Terça-feira, 2005-10-11 21:10:55
Antes de sair de Angolares carregámos treze caixotes de roupa e brinquedos para distribuir nos Postos Comunitários de Saúde. A primeira paragem foi em Ribeira Peixe, onde fizemos vinte e uma consultas. O que achei mais engraçado foi o medo que as crianças tinham de mim. Ir ao médico é um acontecimento algo assustador para a maioria das crianças, mas nem o facto de nós nem sequer usamos bata parece ajudar. É que além de virem ao médico, estas crianças têm outro motivo para terem medo: há um colomba a querer tocar-lhes. Colomba é o termo da língua Angolar que designa os brancos. Muitas das povoações do distrito de Caué são bastante remotas e isoladas, de maneira que estas crianças raramente vêem homens brancos. Até já houve casos com as primeiras equipas da AMI em que as crianças da povoação fugiam quando os jipes chegavam com o médico. Hoje em dia o contacto na rua é bastante fácil, as crianças procuram os brancos pedindo “Doce, doce, doce!” (recentemente existe outra variação, especial para a equipa da AMI, em que o grito é “Bola, bola, bola!”, uma vez que temos distribuído algumas bolas de futebol).
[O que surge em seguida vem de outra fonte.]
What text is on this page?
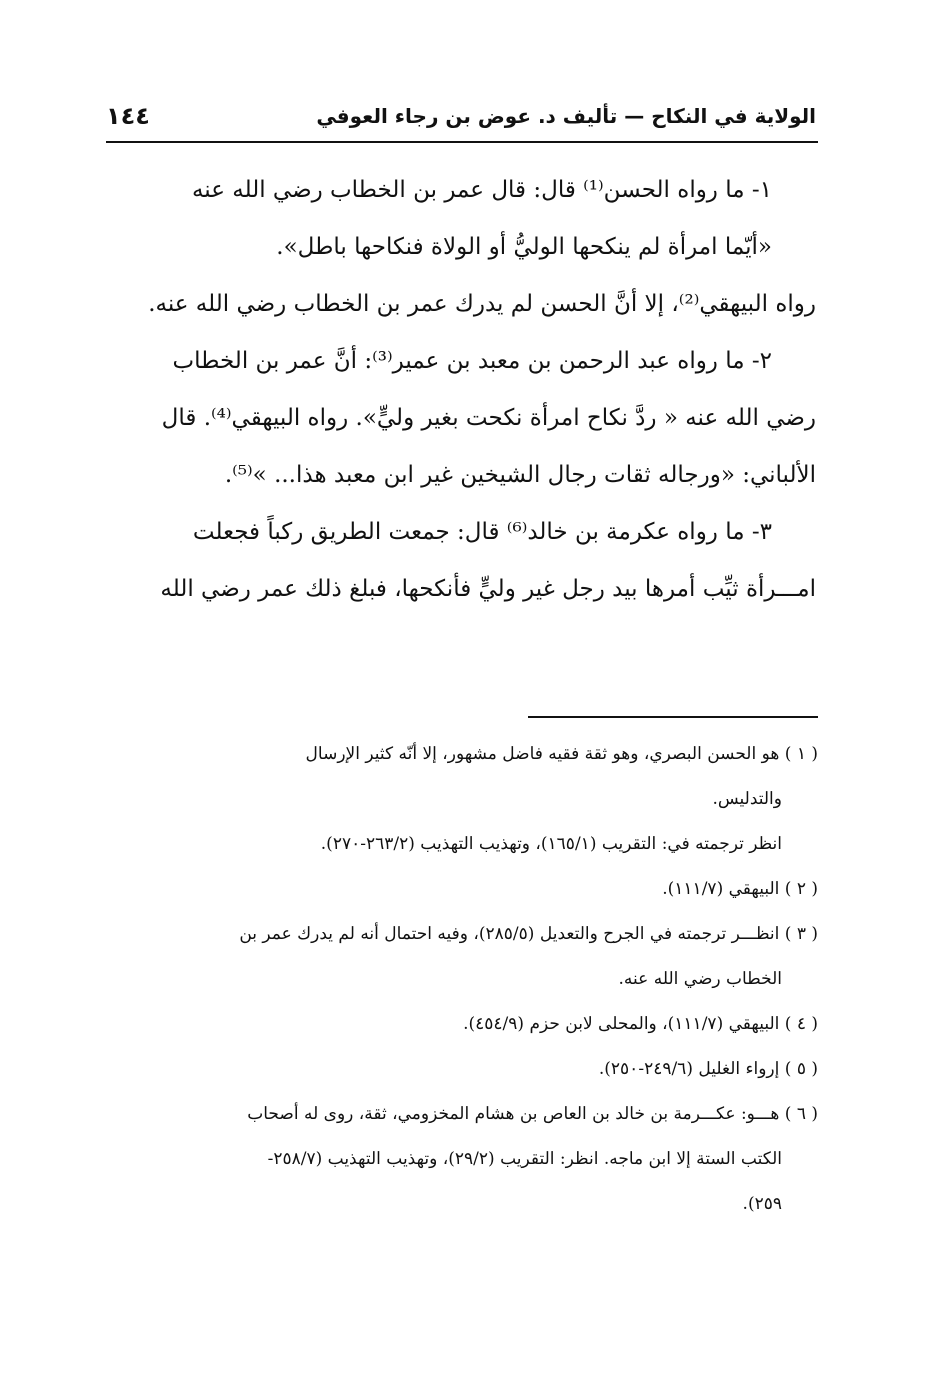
الولاية في النكاح — تأليف د. عوض بن رجاء العوفي
١٤٤

١- ما رواه الحسن⁽¹⁾ قال: قال عمر بن الخطاب رضي الله عنه

«أيّما امرأة لم ينكحها الوليُّ أو الولاة فنكاحها باطل».

رواه البيهقي⁽²⁾، إلا أنَّ الحسن لم يدرك عمر بن الخطاب رضي الله عنه.

٢- ما رواه عبد الرحمن بن معبد بن عمير⁽³⁾: أنَّ عمر بن الخطاب

رضي الله عنه « ردَّ نكاح امرأة نكحت بغير وليٍّ». رواه البيهقي⁽⁴⁾. قال

الألباني: «ورجاله ثقات رجال الشيخين غير ابن معبد هذا... »⁽⁵⁾.

٣- ما رواه عكرمة بن خالد⁽⁶⁾ قال: جمعت الطريق ركباً فجعلت

امـــرأة ثيِّب أمرها بيد رجل غير وليٍّ فأنكحها، فبلغ ذلك عمر رضي الله

( ١ ) هو الحسن البصري، وهو ثقة فقيه فاضل مشهور، إلا أنّه كثير الإرسال

والتدليس.

انظر ترجمته في: التقريب (١٦٥/١)، وتهذيب التهذيب (٢٦٣/٢-٢٧٠).

( ٢ ) البيهقي (١١١/٧).

( ٣ ) انظـــر ترجمته في الجرح والتعديل (٢٨٥/٥)، وفيه احتمال أنه لم يدرك عمر بن

الخطاب رضي الله عنه.

( ٤ ) البيهقي (١١١/٧)، والمحلى لابن حزم (٤٥٤/٩).

( ٥ ) إرواء الغليل (٢٤٩/٦-٢٥٠).

( ٦ ) هـــو: عكـــرمة بن خالد بن العاص بن هشام المخزومي، ثقة، روى له أصحاب

الكتب الستة إلا ابن ماجه. انظر: التقريب (٢٩/٢)، وتهذيب التهذيب (٢٥٨/٧-

٢٥٩).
Contudo, no espaço confinado do “gabinete médico” (entre aspas para o espaço onde fazemos consultas não se confundir com um gabinete médico a sério, que só existe no hospital e em Porto Alegre) e perante a eminência de um contacto físico próximo, o choro é uma reacção quase inevitável.
Em Emolve tínhamos cinco doentes. Um deles era uma menina de três anos com uma crise asmática que medicamos apenas com fármacos por via oral, pois não temos bombas inaladoras. Ainda ponderamos enviá-la à urgência do hospital de Angolares, mas lembrámo-nos que lá não tínhamos muito mais para oferecer, não há oxigénio nem aerossóis. Antes de partir deixámos uma bola de futebol às crianças. Ficaram tão contentes com a prenda que até nos bateram palmas!
Em Monte Mário fizemos cinco consultas. O mais engraçado foi o grande ajuntamento de pessoas, principalmente crianças, que se criou quando viram passar os jipes com caixotes de roupa. Deixámos os caixotes à guarda do professor primário, que nos parece ser uma pessoa honesta e que distribuirá o seu conteúdo de forma justa. Mesmo assim as crianças não desarmaram, continuaram à nossa volta a pedir coisas. No entanto há uma maneira muito eficaz de entreter estes miúdos: fotografias. Todas as crianças pedem para lhes tirarmos uma foto. Depois é uma alegria desmedida quando mostramos o resultado no visor da máquina. Após algumas tentativas falhadas, lá conseguimos juntar todos para uma foto de grupo com os médicos da AMI.